Figure 7.. Preliminary model for digoxin metabolism by Cgr1 and Cgr2.

(A) Proposed biochemical model and (B) mechanism of digoxin reduction by Cgr proteins. Cgr1 is predicted to transfer electrons from a membrane-associated electron donor to the [4Fe-4S]²⁺ cluster of Cgr2 via covalently bound heme groups. The reduced [4Fe-4S]¹⁺ cluster of Cgr2 could sequentially transfer two electrons to FAD, generating FADH^–, which could mediate hydride transfer to the β-position of the digoxin lactone ring. Protonation of the resulting intermediate would yield (20R)-dihydrodigoxin.

Author response image 1.. RNA-Seq read depth across the cgr-associated gene cluster and neighboring regions.
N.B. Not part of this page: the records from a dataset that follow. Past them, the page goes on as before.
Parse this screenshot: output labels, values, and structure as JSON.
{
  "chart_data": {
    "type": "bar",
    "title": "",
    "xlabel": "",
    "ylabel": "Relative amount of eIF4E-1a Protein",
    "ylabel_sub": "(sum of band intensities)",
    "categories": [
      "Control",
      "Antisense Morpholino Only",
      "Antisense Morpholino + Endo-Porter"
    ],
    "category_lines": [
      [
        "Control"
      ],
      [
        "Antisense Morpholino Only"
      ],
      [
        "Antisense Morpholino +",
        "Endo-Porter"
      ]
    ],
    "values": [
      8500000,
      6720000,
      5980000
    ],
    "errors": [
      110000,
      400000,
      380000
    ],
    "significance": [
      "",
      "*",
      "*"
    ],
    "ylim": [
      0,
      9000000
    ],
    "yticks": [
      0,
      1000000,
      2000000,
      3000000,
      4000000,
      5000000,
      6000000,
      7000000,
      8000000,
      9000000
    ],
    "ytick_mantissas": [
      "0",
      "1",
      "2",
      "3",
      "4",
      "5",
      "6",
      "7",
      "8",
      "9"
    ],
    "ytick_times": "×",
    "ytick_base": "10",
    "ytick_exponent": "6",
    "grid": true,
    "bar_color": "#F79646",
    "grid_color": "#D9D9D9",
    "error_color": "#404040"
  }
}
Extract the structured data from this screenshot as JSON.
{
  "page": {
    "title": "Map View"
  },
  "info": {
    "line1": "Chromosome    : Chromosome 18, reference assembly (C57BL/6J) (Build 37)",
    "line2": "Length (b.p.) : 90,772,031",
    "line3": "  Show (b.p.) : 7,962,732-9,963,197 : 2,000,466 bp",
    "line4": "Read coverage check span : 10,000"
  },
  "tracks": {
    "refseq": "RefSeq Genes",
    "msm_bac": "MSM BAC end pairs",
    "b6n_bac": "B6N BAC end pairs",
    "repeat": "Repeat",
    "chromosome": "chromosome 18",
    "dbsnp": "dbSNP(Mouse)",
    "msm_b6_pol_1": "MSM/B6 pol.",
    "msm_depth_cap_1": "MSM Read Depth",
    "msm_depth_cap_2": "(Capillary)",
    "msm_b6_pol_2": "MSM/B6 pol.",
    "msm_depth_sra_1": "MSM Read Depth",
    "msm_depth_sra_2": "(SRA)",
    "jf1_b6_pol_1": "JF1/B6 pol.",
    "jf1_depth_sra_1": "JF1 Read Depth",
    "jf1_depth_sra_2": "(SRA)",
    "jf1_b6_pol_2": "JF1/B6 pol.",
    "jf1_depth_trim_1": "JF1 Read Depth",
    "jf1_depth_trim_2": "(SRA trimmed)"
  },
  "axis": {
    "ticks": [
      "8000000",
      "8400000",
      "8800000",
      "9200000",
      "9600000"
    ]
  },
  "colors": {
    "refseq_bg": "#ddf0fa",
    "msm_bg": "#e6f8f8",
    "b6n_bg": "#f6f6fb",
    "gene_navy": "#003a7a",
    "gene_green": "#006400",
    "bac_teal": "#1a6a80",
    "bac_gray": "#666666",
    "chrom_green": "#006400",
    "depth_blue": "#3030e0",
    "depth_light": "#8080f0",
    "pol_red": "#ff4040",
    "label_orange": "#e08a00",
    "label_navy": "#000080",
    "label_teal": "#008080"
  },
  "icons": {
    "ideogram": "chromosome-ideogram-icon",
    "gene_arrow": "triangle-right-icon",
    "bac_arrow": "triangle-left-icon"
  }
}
While the cgr-operon is induced in the presence of digoxin in exponential phase and stationary phase under low arginine conditions, the remainder of the cluster is relatively transcriptionally dormant, with the exception of a small degree of transcription of the cac4 reductase independent of digoxin in stationary phase.

Author response image 2.. Clustal Omega alignment of Sanger-sequenced cgr2 confirms high degree of conservation.

Author response image 3.. Variant calling within the cgr-associated gene cluster.

Mapping of reads to the reference assembly and calling of variants confirms assembly-based analysis wherein an average of 4.14 variants are called in the cluster (median = 3, range 2-14).